ABD Hazinesi 3, 10 ve 30 yıllık tahvil ihalelerine çıkıyor. İlk bakışta teknik bir rutin gibi görünse de bu borçlanma hamlesi artan bütçe açıkları, faiz belirsizlikleri ve kredi riskleriyle boğuşan ABD ekonomisi için bir tür güven testi niteliği taşıyor.
Güncel veriler ışığında tahvile olan talep, yatırımcıların hem iç hem de dış politika risklerini nasıl değerlendirdiğini de gösterecek.
Borç yükü tartışmasının gölgesinde
ABD’nin toplam kamu borcu 36 trilyon doları aşarken, piyasalar hala Moody’s’in geçen aylarda verdiği kredi notu uyarılarını sindirmeye çalışıyor. 12 Haziran’da yapılacak tahvil satışları, ABD ekonomisinin uzun vadeli sürdürülebilirliğine olan inancı yeniden ölçümleyecek.
Özellikle 10 ve 30 yıllık tahvillere gösterilecek talep, yatırımcıların orta vadeli risk algısına ışık tutacak.
Faiz yüksek, güvensizlik derin
Fed’in faizleri uzun süre yüksek seviyelerde tutabileceğine dair sinyalleri, ABD Hazinesi için borçlanma maliyetini yukarı çekerken, yatırımcılar daha temkinli davranıyor. Artan borçlanma ihtiyacıyla birlikte gelen bu ihaleler, yatırımcının risk karşısındaki iştahını doğrudan ortaya koyacak.
Tahvil denetçileri olarak bilinen ve mali disiplinsizliğe tepki gösteren yatırımcılar, bu ortamda daha yüksek getiri talep edebilir.
Jeopolitik gerilimler etkili olacak
Son dönemde Çin ve Japonya gibi büyük tahvil alıcılarının alım eğilimleri dalgalı seyrediyor. Jeopolitik gerilimler, özellikle Asya merkezli fonların ABD varlıklarına olan ilgisini sınırlayabiliyor. Bu da ihalede oluşacak faizi doğrudan etkileyebilir.
ABD’nin tahvillerine olan küresel talep, aynı zamanda doların rezerv para statüsü ve ABD’nin küresel ekonomik liderliği açısından da sinyal niteliği taşıyor.
Uzun vadeli tahvil testi
Hazine, Salı günü 58 milyar dolarlık üç yıllık tahvil ihalesiyle başladı. Bunu Çarşamba günü 39 milyar dolarlık 10 yıllık tahvil ve Perşembe günü 22 milyar dolarlık 30 yıllık tahvil ihaleleri izleyecek. Analistler genel olarak bu ihalelerin herhangi bir büyük sorun olmadan gerçekleşmesini bekliyor. Ancak bonolara yönelik talebin düşük olması da tahmin ediliyor.

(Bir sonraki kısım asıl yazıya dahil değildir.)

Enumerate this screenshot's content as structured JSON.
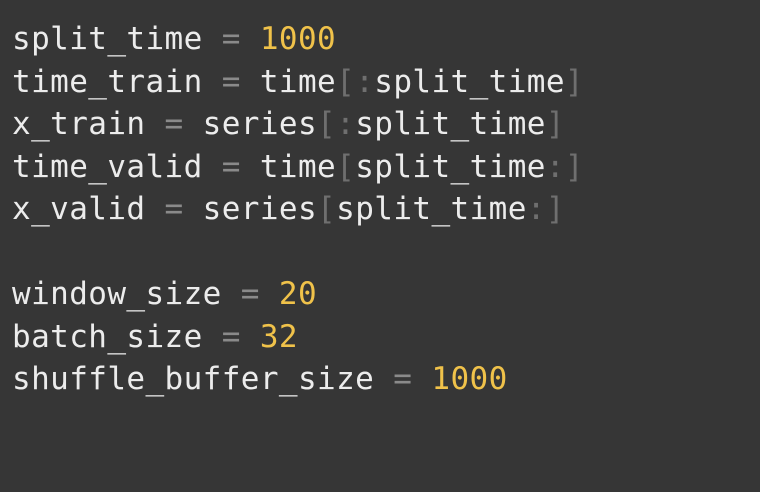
{
  "colors": {
    "background": "#363636",
    "identifier": "#ececec",
    "operator": "#8a8a8a",
    "bracket": "#6f6f6f",
    "number": "#f0c24a"
  },
  "code": {
    "line1": {
      "name": "split_time",
      "op": " = ",
      "value": "1000"
    },
    "line2": {
      "name": "time_train",
      "op": " = ",
      "obj": "time",
      "lb": "[",
      "colon": ":",
      "idx": "split_time",
      "rb": "]"
    },
    "line3": {
      "name": "x_train",
      "op": " = ",
      "obj": "series",
      "lb": "[",
      "colon": ":",
      "idx": "split_time",
      "rb": "]"
    },
    "line4": {
      "name": "time_valid",
      "op": " = ",
      "obj": "time",
      "lb": "[",
      "idx": "split_time",
      "colon": ":",
      "rb": "]"
    },
    "line5": {
      "name": "x_valid",
      "op": " = ",
      "obj": "series",
      "lb": "[",
      "idx": "split_time",
      "colon": ":",
      "rb": "]"
    },
    "line6": {
      "name": "window_size",
      "op": " = ",
      "value": "20"
    },
    "line7": {
      "name": "batch_size",
      "op": " = ",
      "value": "32"
    },
    "line8": {
      "name": "shuffle_buffer_size",
      "op": " = ",
      "value": "1000"
    }
  }
}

İhale sonuçları, sadece getiri oranlarını değil, aynı zamanda ABD ekonomisinin görünümüne dair küresel algıyı da ortaya koyacak.
ABD’nin mali itibarı
Uzmanlara göre, 12 Haziran’daki ihaleler yalnızca borçlanma süreci değil; aynı zamanda ABD’nin mali itibarı, siyasi istikrarı ve makroekonomik dengelerine dair sessiz bir referandum olacak. Özellikle 10 yıllık tahvilde zayıf talep gelirse, bu durum ABD’nin sadece bugünkü değil, gelecekteki ekonomik rotasına dair yeni soru işaretleri yaratabilir.